4 Inappropriate behavior
Imagine a coworker makes remarks that are offensive, sexist, or racist. Can a person get out of an offensive remark by saying such things?
- “I was joking.”
- “I was being sarcastic.“
- “You misinterpreted what I said.”
- “I was simply expressing my interest in you."
- "I was just showing you that I like you.”)
If you are on the receiving end of inappropriate behavior, or if you see it happening to someone else, it is necessary to respond in a timely manner, and not to "brush it off", lest the offender get away with his behavir. Possible responses include:
- If possible, respond directly to the offender, either immediately, or later in private, to inform him that it is inappropriate.

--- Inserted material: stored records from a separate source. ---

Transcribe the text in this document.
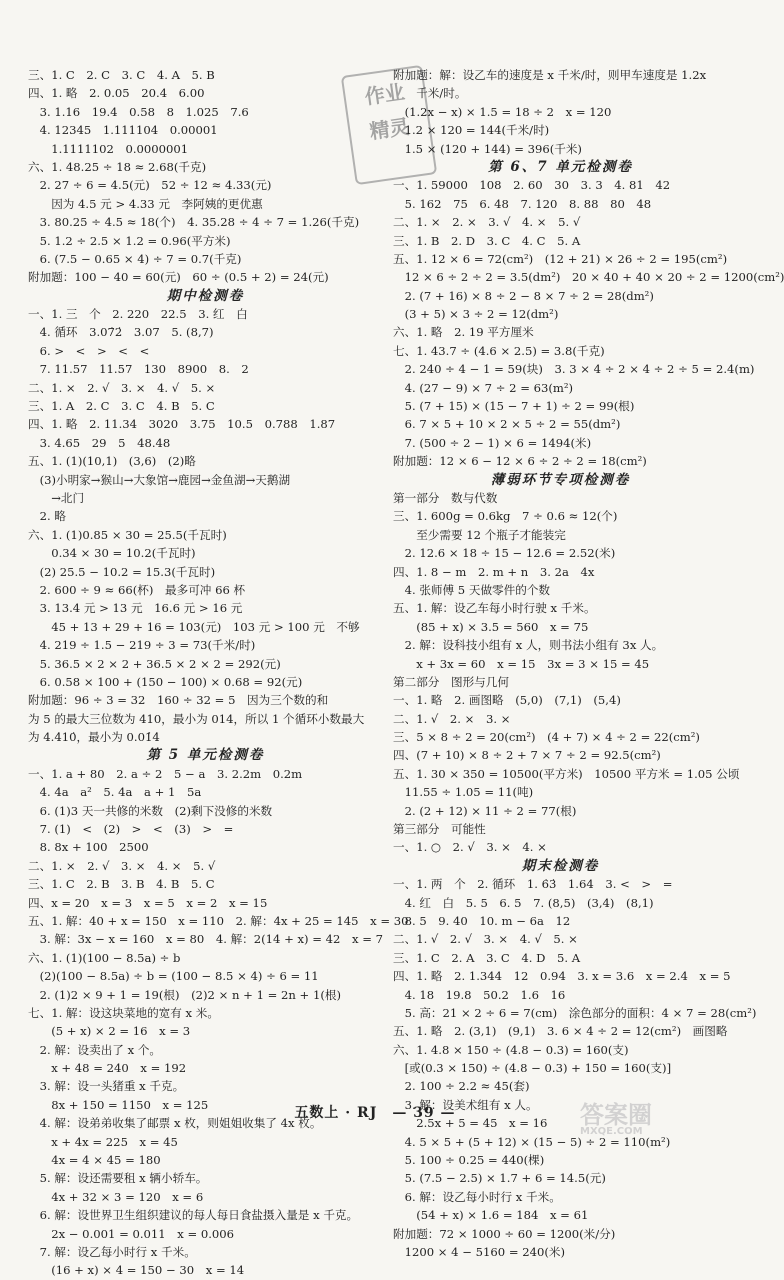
作业
精灵
三、1. C　2. C　3. C　4. A　5. B
四、1. 略　2. 0.05　20.4　6.00
　3. 1.16　19.4　0.58　8　1.025　7.6
　4. 12345　1.111104　0.00001
　　1.1111102　0.0000001
六、1. 48.25 ÷ 18 ≈ 2.68(千克)
　2. 27 ÷ 6 = 4.5(元)　52 ÷ 12 ≈ 4.33(元)
　　因为 4.5 元 > 4.33 元　李阿姨的更优惠
　3. 80.25 ÷ 4.5 ≈ 18(个)　4. 35.28 ÷ 4 ÷ 7 = 1.26(千克)
　5. 1.2 ÷ 2.5 × 1.2 = 0.96(平方米)
　6. (7.5 − 0.65 × 4) ÷ 7 = 0.7(千克)
附加题：100 − 40 = 60(元)　60 ÷ (0.5 + 2) = 24(元)
期中检测卷
一、1. 三　个　2. 220　22.5　3. 红　白
　4. 循环　3.07̇2̇　3.07　5. (8,7)
　6. >　<　>　<　<
　7. 11.57　11.57　130　8900　8.　2
二、1. ×　2. √　3. ×　4. √　5. ×
三、1. A　2. C　3. C　4. B　5. C
四、1. 略　2. 11.34　3020　3.75　10.5　0.788　1.87
　3. 4.65　29　5　48.48
五、1. (1)(10,1)　(3,6)　(2)略
　(3)小明家→猴山→大象馆→鹿园→金鱼湖→天鹅湖
　　→北门
　2. 略
六、1. (1)0.85 × 30 = 25.5(千瓦时)
　　0.34 × 30 = 10.2(千瓦时)
　(2) 25.5 − 10.2 = 15.3(千瓦时)
　2. 600 ÷ 9 ≈ 66(杯)　最多可冲 66 杯
　3. 13.4 元 > 13 元　16.6 元 > 16 元
　　45 + 13 + 29 + 16 = 103(元)　103 元 > 100 元　不够
　4. 219 ÷ 1.5 − 219 ÷ 3 = 73(千米/时)
　5. 36.5 × 2 × 2 + 36.5 × 2 × 2 = 292(元)
　6. 0.58 × 100 + (150 − 100) × 0.68 = 92(元)
附加题：96 ÷ 3 = 32　160 ÷ 32 = 5　因为三个数的和
为 5 的最大三位数为 410，最小为 014，所以 1 个循环小数最大
为 4.4̇10̇，最小为 0.01̇4̇
第 5 单元检测卷
一、1. a + 80　2. a ÷ 2　5 − a　3. 2.2m　0.2m
　4. 4a　a²　5. 4a　a + 1　5a
　6. (1)3 天一共修的米数　(2)剩下没修的米数
　7. (1)　<　(2)　>　<　(3)　>　=
　8. 8x + 100　2500
二、1. ×　2. √　3. ×　4. ×　5. √
三、1. C　2. B　3. B　4. B　5. C
四、x = 20　x = 3　x = 5　x = 2　x = 15
五、1. 解：40 + x = 150　x = 110　2. 解：4x + 25 = 145　x = 30
　3. 解：3x − x = 160　x = 80　4. 解：2(14 + x) = 42　x = 7
六、1. (1)(100 − 8.5a) ÷ b
　(2)(100 − 8.5a) ÷ b = (100 − 8.5 × 4) ÷ 6 = 11
　2. (1)2 × 9 + 1 = 19(根)　(2)2 × n + 1 = 2n + 1(根)
七、1. 解：设这块菜地的宽有 x 米。
　　(5 + x) × 2 = 16　x = 3
　2. 解：设卖出了 x 个。
　　x + 48 = 240　x = 192
　3. 解：设一头猪重 x 千克。
　　8x + 150 = 1150　x = 125
　4. 解：设弟弟收集了邮票 x 枚，则姐姐收集了 4x 枚。
　　x + 4x = 225　x = 45
　　4x = 4 × 45 = 180
　5. 解：设还需要租 x 辆小轿车。
　　4x + 32 × 3 = 120　x = 6
　6. 解：设世界卫生组织建议的每人每日食盐摄入量是 x 千克。
　　2x − 0.001 = 0.011　x = 0.006
　7. 解：设乙每小时行 x 千米。
　　(16 + x) × 4 = 150 − 30　x = 14
附加题：解：设乙车的速度是 x 千米/时，则甲车速度是 1.2x
　　千米/时。
　(1.2x − x) × 1.5 = 18 ÷ 2　x = 120
　1.2 × 120 = 144(千米/时)
　1.5 × (120 + 144) = 396(千米)
第 6、7 单元检测卷
一、1. 59000　108　2. 60　30　3. 3　4. 81　42
　5. 162　75　6. 48　7. 120　8. 88　80　48
二、1. ×　2. ×　3. √　4. ×　5. √
三、1. B　2. D　3. C　4. C　5. A
五、1. 12 × 6 = 72(cm²)　(12 + 21) × 26 ÷ 2 = 195(cm²)
　12 × 6 ÷ 2 ÷ 2 = 3.5(dm²)　20 × 40 + 40 × 20 ÷ 2 = 1200(cm²)
　2. (7 + 16) × 8 ÷ 2 − 8 × 7 ÷ 2 = 28(dm²)
　(3 + 5) × 3 ÷ 2 = 12(dm²)
六、1. 略　2. 19 平方厘米
七、1. 43.7 ÷ (4.6 × 2.5) = 3.8(千克)
　2. 240 ÷ 4 − 1 = 59(块)　3. 3 × 4 ÷ 2 × 4 ÷ 2 ÷ 5 = 2.4(m)
　4. (27 − 9) × 7 ÷ 2 = 63(m²)
　5. (7 + 15) × (15 − 7 + 1) ÷ 2 = 99(根)
　6. 7 × 5 + 10 × 2 × 5 ÷ 2 = 55(dm²)
　7. (500 ÷ 2 − 1) × 6 = 1494(米)
附加题：12 × 6 − 12 × 6 ÷ 2 ÷ 2 = 18(cm²)
薄弱环节专项检测卷
第一部分　数与代数
三、1. 600g = 0.6kg　7 ÷ 0.6 ≈ 12(个)
　　至少需要 12 个瓶子才能装完
　2. 12.6 × 18 ÷ 15 − 12.6 = 2.52(米)
四、1. 8 − m　2. m + n　3. 2a　4x
　4. 张师傅 5 天做零件的个数
五、1. 解：设乙车每小时行驶 x 千米。
　　(85 + x) × 3.5 = 560　x = 75
　2. 解：设科技小组有 x 人，则书法小组有 3x 人。
　　x + 3x = 60　x = 15　3x = 3 × 15 = 45
第二部分　图形与几何
一、1. 略　2. 画图略　(5,0)　(7,1)　(5,4)
二、1. √　2. ×　3. ×
三、5 × 8 ÷ 2 = 20(cm²)　(4 + 7) × 4 ÷ 2 = 22(cm²)
四、(7 + 10) × 8 ÷ 2 + 7 × 7 ÷ 2 = 92.5(cm²)
五、1. 30 × 350 = 10500(平方米)　10500 平方米 = 1.05 公顷
　11.55 ÷ 1.05 = 11(吨)
　2. (2 + 12) × 11 ÷ 2 = 77(根)
第三部分　可能性
一、1. ○　2. √　3. ×　4. ×
期末检测卷
一、1. 两　个　2. 循环　1. 6̇3̇　1.64　3. <　>　=
　4. 红　白　5. 5　6. 5　7. (8,5)　(3,4)　(8,1)
　8. 5　9. 40　10. m − 6a　12
二、1. √　2. √　3. ×　4. √　5. ×
三、1. C　2. A　3. C　4. D　5. A
四、1. 略　2. 1.344　12　0.94　3. x = 3.6　x = 2.4　x = 5
　4. 18　19.8　50.2　1.6　16
　5. 高：21 × 2 ÷ 6 = 7(cm)　涂色部分的面积：4 × 7 = 28(cm²)
五、1. 略　2. (3,1)　(9,1)　3. 6 × 4 ÷ 2 = 12(cm²)　画图略
六、1. 4.8 × 150 ÷ (4.8 − 0.3) = 160(支)
　[或(0.3 × 150) ÷ (4.8 − 0.3) + 150 = 160(支)]
　2. 100 ÷ 2.2 ≈ 45(套)
　3. 解：设美术组有 x 人。
　　2.5x + 5 = 45　x = 16
　4. 5 × 5 + (5 + 12) × (15 − 5) ÷ 2 = 110(m²)
　5. 100 ÷ 0.25 = 440(棵)
　5. (7.5 − 2.5) × 1.7 + 6 = 14.5(元)
　6. 解：设乙每小时行 x 千米。
　　(54 + x) × 1.6 = 184　x = 61
附加题：72 × 1000 ÷ 60 = 1200(米/分)
　1200 × 4 − 5160 = 240(米)
五数上 · RJ　— 39 —	答案圈
MXQE.COM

- If you see another person being mistreated, provide support, solidarity or comfort to the victim. Confront the aggressor and tell him that it is inappropriate.
- Notify a supervisor or manager. If it is serious enough, also report it to the police.
- As much as possible, gather evidence so that you can report it to the company or to the police.
- One strategy might be to make the person “explain” the supposed joke. “I’m sorry - I didn’t get the joke. Please explain it to me.” “Sorry, I’m a bit naive - you’ll have to explain the joke to me.” “Sorry, but I don’t see why that’s funny - please explain it - why is it funny?” Being put on the spot and forced to explain an inappropriate comment might help the person see the problem - or at least it can shame him by showing others that he’s an idiot.
- In cases of sexual harassment, the offender is no longer playing by normal rules of social interaction, but by more non-scial rules of dominance. Feel free to act by asserting your dominance if possible, e.g., by replying assertively, sarcastically, or even aggressively.
- At a larger company, you should be able to complain to the human resources (HR) or personnel department. Hopefully, they will talk to the offender or take action. They should intervene, especially if it is serious, e.g., if it violates the law, violates company policy, or can be proven to negatively affect company performance. We tend to think that such departments exist to protect employees, but they also exist to protect the company, e.g., to protect the company from legal trouble or lawsuits. Thus, keep in mind that some HR departments may not do anything unless they consider it serious – that is, unless it violates company policy or is illegal.
- File a complaint with your labor union (if you belong to one), or with an appropriate government agency.
- If the company tolerates such behavior and does nothing, plan your exit. Make plans to leave the job, and start looking for a better job.